Au Yémen, les usages sociaux et les normes tribales sont précis et exhaustifs : il existe des règles pour presque tous les problèmes ou différends imaginables. Les aînés des tribus affirment en outre qu’ils satisfont convenablement aux besoins des populations.
Pour Zaïd Ben Ali al-Jamrah (43 ans), le cheikh de la tribu des Bani Husheish, au nord-ouest de la ville de Sanaa, la méthode tribale est plus simple, plus juste et plus efficace.
« Pour résoudre les contentieux, les normes sociales sont plus rapides que les procédures adoptées par les institutions de l’État, comme se rendre à un commissariat, puis au département des poursuites judiciaires, aux tribunaux, sans parler des dépenses encourues par les plaignants », a-t-il déclaré à Middle East Eye.

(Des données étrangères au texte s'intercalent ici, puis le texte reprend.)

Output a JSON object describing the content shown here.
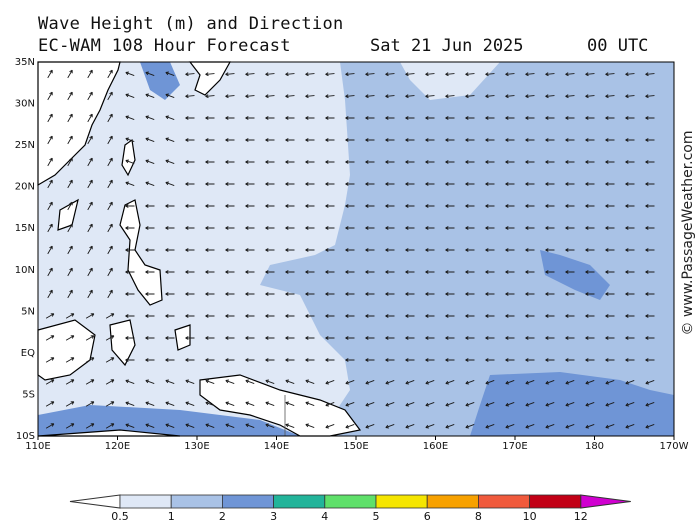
{
  "header": {
    "line1": "Wave Height (m) and Direction",
    "model": "EC-WAM 108 Hour Forecast",
    "date": "Sat 21 Jun 2025",
    "time": "00 UTC"
  },
  "credit": "© www.PassageWeather.com",
  "map": {
    "lon_range": [
      110,
      190
    ],
    "lat_range": [
      -10,
      35
    ],
    "lon_ticks": [
      "110E",
      "120E",
      "130E",
      "140E",
      "150E",
      "160E",
      "170E",
      "180",
      "170W"
    ],
    "lat_ticks": [
      "35N",
      "30N",
      "25N",
      "20N",
      "15N",
      "10N",
      "5N",
      "EQ",
      "5S",
      "10S"
    ],
    "arrow_direction": "predominantly westward (easterly swell) across the North Pacific trade belt; northeastward off the South China Sea",
    "colors": {
      "land": "#ffffff",
      "coast": "#000000",
      "arrow": "#1a1a1a"
    }
  },
  "colorbar": {
    "labels": [
      "0.5",
      "1",
      "2",
      "3",
      "4",
      "5",
      "6",
      "8",
      "10",
      "12"
    ],
    "colors": [
      "#dfe8f6",
      "#a9c2e6",
      "#6f95d6",
      "#22b49a",
      "#5fe06a",
      "#f5e500",
      "#f7a100",
      "#f05a3c",
      "#c20016",
      "#d000d0"
    ],
    "under_color": "#ffffff"
  }
}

Les méthodes traditionnelles de résolution des conflits
Hamoud al-Awodi, professeur de sociologie à l’Université de Sanaa, est d’accord sur le fait que les normes tribales sont mieux adaptées aux coutumes locales que les tribunaux de l’État.

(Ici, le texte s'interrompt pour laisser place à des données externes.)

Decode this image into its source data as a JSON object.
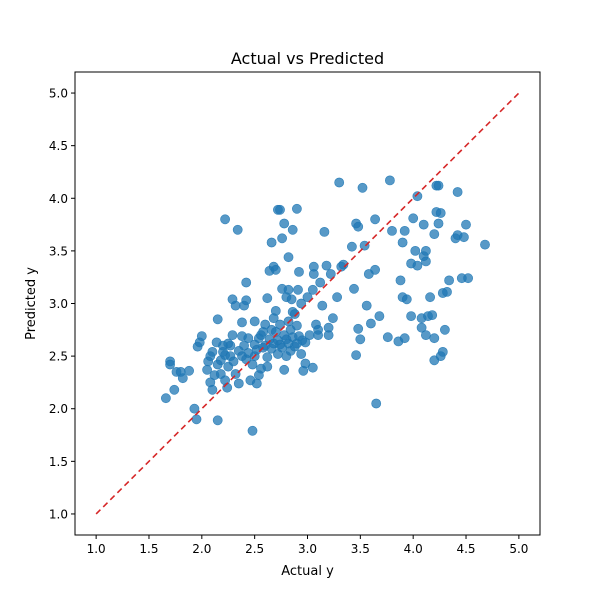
{
  "chart_data": {
    "type": "scatter",
    "title": "Actual vs Predicted",
    "xlabel": "Actual y",
    "ylabel": "Predicted y",
    "xlim": [
      0.8,
      5.2
    ],
    "ylim": [
      0.8,
      5.2
    ],
    "xticks": [
      "1.0",
      "1.5",
      "2.0",
      "2.5",
      "3.0",
      "3.5",
      "4.0",
      "4.5",
      "5.0"
    ],
    "yticks": [
      "1.0",
      "1.5",
      "2.0",
      "2.5",
      "3.0",
      "3.5",
      "4.0",
      "4.5",
      "5.0"
    ],
    "grid": false,
    "point_color": "#1f77b4",
    "reference_line": {
      "from": [
        1.0,
        1.0
      ],
      "to": [
        5.0,
        5.0
      ],
      "color": "#d62728",
      "style": "dashed"
    },
    "points": [
      [
        1.66,
        2.1
      ],
      [
        1.7,
        2.45
      ],
      [
        1.7,
        2.42
      ],
      [
        1.74,
        2.18
      ],
      [
        1.76,
        2.35
      ],
      [
        1.8,
        2.35
      ],
      [
        1.82,
        2.29
      ],
      [
        1.88,
        2.36
      ],
      [
        1.93,
        2.0
      ],
      [
        1.95,
        1.9
      ],
      [
        1.96,
        2.59
      ],
      [
        1.98,
        2.63
      ],
      [
        2.0,
        2.69
      ],
      [
        2.05,
        2.37
      ],
      [
        2.06,
        2.45
      ],
      [
        2.08,
        2.5
      ],
      [
        2.08,
        2.25
      ],
      [
        2.1,
        2.54
      ],
      [
        2.1,
        2.18
      ],
      [
        2.12,
        2.32
      ],
      [
        2.14,
        2.63
      ],
      [
        2.15,
        2.42
      ],
      [
        2.15,
        2.85
      ],
      [
        2.15,
        1.89
      ],
      [
        2.18,
        2.46
      ],
      [
        2.18,
        2.33
      ],
      [
        2.2,
        2.6
      ],
      [
        2.22,
        3.8
      ],
      [
        2.2,
        2.54
      ],
      [
        2.22,
        2.27
      ],
      [
        2.22,
        2.51
      ],
      [
        2.24,
        2.2
      ],
      [
        2.25,
        2.62
      ],
      [
        2.25,
        2.4
      ],
      [
        2.27,
        2.5
      ],
      [
        2.27,
        2.6
      ],
      [
        2.29,
        3.04
      ],
      [
        2.29,
        2.7
      ],
      [
        2.3,
        2.45
      ],
      [
        2.32,
        2.33
      ],
      [
        2.32,
        2.98
      ],
      [
        2.34,
        3.7
      ],
      [
        2.35,
        2.55
      ],
      [
        2.35,
        2.24
      ],
      [
        2.38,
        2.69
      ],
      [
        2.38,
        2.5
      ],
      [
        2.38,
        2.82
      ],
      [
        2.4,
        2.98
      ],
      [
        2.4,
        2.6
      ],
      [
        2.42,
        3.2
      ],
      [
        2.42,
        3.03
      ],
      [
        2.42,
        2.47
      ],
      [
        2.44,
        2.53
      ],
      [
        2.44,
        2.67
      ],
      [
        2.46,
        2.27
      ],
      [
        2.48,
        2.42
      ],
      [
        2.48,
        1.79
      ],
      [
        2.5,
        2.61
      ],
      [
        2.5,
        2.83
      ],
      [
        2.5,
        2.5
      ],
      [
        2.52,
        2.24
      ],
      [
        2.52,
        2.56
      ],
      [
        2.54,
        2.67
      ],
      [
        2.54,
        2.32
      ],
      [
        2.56,
        2.7
      ],
      [
        2.56,
        2.38
      ],
      [
        2.58,
        2.73
      ],
      [
        2.58,
        2.58
      ],
      [
        2.6,
        2.8
      ],
      [
        2.6,
        2.6
      ],
      [
        2.62,
        3.05
      ],
      [
        2.62,
        2.49
      ],
      [
        2.62,
        2.4
      ],
      [
        2.64,
        3.31
      ],
      [
        2.64,
        2.66
      ],
      [
        2.66,
        2.75
      ],
      [
        2.66,
        2.57
      ],
      [
        2.66,
        3.58
      ],
      [
        2.68,
        3.35
      ],
      [
        2.68,
        2.86
      ],
      [
        2.68,
        2.62
      ],
      [
        2.7,
        2.93
      ],
      [
        2.7,
        2.73
      ],
      [
        2.7,
        3.32
      ],
      [
        2.72,
        2.65
      ],
      [
        2.72,
        2.52
      ],
      [
        2.72,
        3.89
      ],
      [
        2.74,
        3.89
      ],
      [
        2.74,
        2.8
      ],
      [
        2.74,
        2.61
      ],
      [
        2.76,
        3.14
      ],
      [
        2.76,
        2.58
      ],
      [
        2.76,
        3.62
      ],
      [
        2.78,
        2.7
      ],
      [
        2.78,
        2.37
      ],
      [
        2.78,
        3.76
      ],
      [
        2.8,
        2.5
      ],
      [
        2.8,
        2.66
      ],
      [
        2.8,
        3.06
      ],
      [
        2.82,
        2.83
      ],
      [
        2.82,
        2.62
      ],
      [
        2.82,
        3.44
      ],
      [
        2.82,
        3.13
      ],
      [
        2.84,
        2.75
      ],
      [
        2.84,
        2.55
      ],
      [
        2.85,
        3.04
      ],
      [
        2.86,
        2.92
      ],
      [
        2.86,
        2.68
      ],
      [
        2.86,
        3.7
      ],
      [
        2.88,
        2.59
      ],
      [
        2.88,
        2.9
      ],
      [
        2.9,
        2.79
      ],
      [
        2.9,
        2.62
      ],
      [
        2.9,
        3.9
      ],
      [
        2.91,
        3.13
      ],
      [
        2.92,
        3.3
      ],
      [
        2.92,
        2.69
      ],
      [
        2.94,
        2.52
      ],
      [
        2.94,
        3.0
      ],
      [
        2.95,
        2.65
      ],
      [
        2.96,
        2.36
      ],
      [
        2.98,
        2.43
      ],
      [
        2.98,
        2.63
      ],
      [
        3.0,
        3.06
      ],
      [
        3.02,
        2.7
      ],
      [
        3.05,
        3.13
      ],
      [
        3.05,
        2.39
      ],
      [
        3.06,
        3.28
      ],
      [
        3.06,
        3.35
      ],
      [
        3.08,
        2.8
      ],
      [
        3.1,
        2.75
      ],
      [
        3.1,
        2.7
      ],
      [
        3.12,
        3.2
      ],
      [
        3.14,
        2.98
      ],
      [
        3.16,
        3.68
      ],
      [
        3.18,
        3.36
      ],
      [
        3.2,
        2.77
      ],
      [
        3.2,
        2.7
      ],
      [
        3.22,
        3.28
      ],
      [
        3.24,
        2.86
      ],
      [
        3.28,
        3.06
      ],
      [
        3.3,
        4.15
      ],
      [
        3.32,
        3.35
      ],
      [
        3.34,
        3.37
      ],
      [
        3.42,
        3.54
      ],
      [
        3.44,
        3.14
      ],
      [
        3.46,
        3.76
      ],
      [
        3.46,
        2.51
      ],
      [
        3.48,
        3.73
      ],
      [
        3.48,
        2.76
      ],
      [
        3.5,
        2.66
      ],
      [
        3.52,
        4.1
      ],
      [
        3.54,
        3.55
      ],
      [
        3.56,
        2.98
      ],
      [
        3.58,
        3.28
      ],
      [
        3.6,
        2.81
      ],
      [
        3.64,
        3.32
      ],
      [
        3.64,
        3.8
      ],
      [
        3.65,
        2.05
      ],
      [
        3.68,
        2.88
      ],
      [
        3.76,
        2.68
      ],
      [
        3.78,
        4.17
      ],
      [
        3.8,
        3.69
      ],
      [
        3.86,
        2.64
      ],
      [
        3.88,
        3.22
      ],
      [
        3.9,
        3.58
      ],
      [
        3.9,
        3.06
      ],
      [
        3.92,
        2.67
      ],
      [
        3.92,
        3.69
      ],
      [
        3.94,
        3.04
      ],
      [
        3.98,
        3.38
      ],
      [
        3.98,
        2.88
      ],
      [
        4.0,
        3.81
      ],
      [
        4.02,
        3.5
      ],
      [
        4.04,
        4.02
      ],
      [
        4.04,
        3.36
      ],
      [
        4.08,
        2.86
      ],
      [
        4.08,
        2.77
      ],
      [
        4.1,
        3.75
      ],
      [
        4.1,
        3.45
      ],
      [
        4.12,
        2.7
      ],
      [
        4.12,
        3.5
      ],
      [
        4.12,
        3.4
      ],
      [
        4.14,
        2.88
      ],
      [
        4.16,
        3.06
      ],
      [
        4.18,
        2.89
      ],
      [
        4.2,
        3.66
      ],
      [
        4.2,
        2.67
      ],
      [
        4.2,
        2.46
      ],
      [
        4.22,
        4.12
      ],
      [
        4.22,
        3.87
      ],
      [
        4.24,
        3.76
      ],
      [
        4.24,
        4.12
      ],
      [
        4.26,
        3.86
      ],
      [
        4.26,
        2.5
      ],
      [
        4.28,
        3.1
      ],
      [
        4.28,
        2.54
      ],
      [
        4.3,
        2.75
      ],
      [
        4.32,
        3.11
      ],
      [
        4.34,
        3.22
      ],
      [
        4.4,
        3.62
      ],
      [
        4.42,
        4.06
      ],
      [
        4.42,
        3.65
      ],
      [
        4.46,
        3.24
      ],
      [
        4.48,
        3.63
      ],
      [
        4.5,
        3.75
      ],
      [
        4.52,
        3.24
      ],
      [
        4.68,
        3.56
      ]
    ]
  }
}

« Il y a deux raisons à cela : premièrement, les normes sociales qui façonnent la justice tribale sont considérées comme un moyen de réguler les questions du quotidien », explique-t-il à MEE. « La seconde raison est que si la loi de l’État n’exprime pas les besoins et les intérêts de la population, elle ne sera pas acceptée par celle-ci, et, malheureusement, quand la loi de l’État est corrompue et violée par des intérêts personnels, les gens ne peuvent obtenir gain de cause via la législation officielle ou le système juridique officiel. »
Selon Awodi, il est possible de faire fonctionner les deux systèmes côte-à-côte plutôt que de désavantager l’un au profit de l’autre. Il continue de croire toutefois que puisque que le système d’État découle des traditions tribales, ces dernières peuvent être plus efficaces.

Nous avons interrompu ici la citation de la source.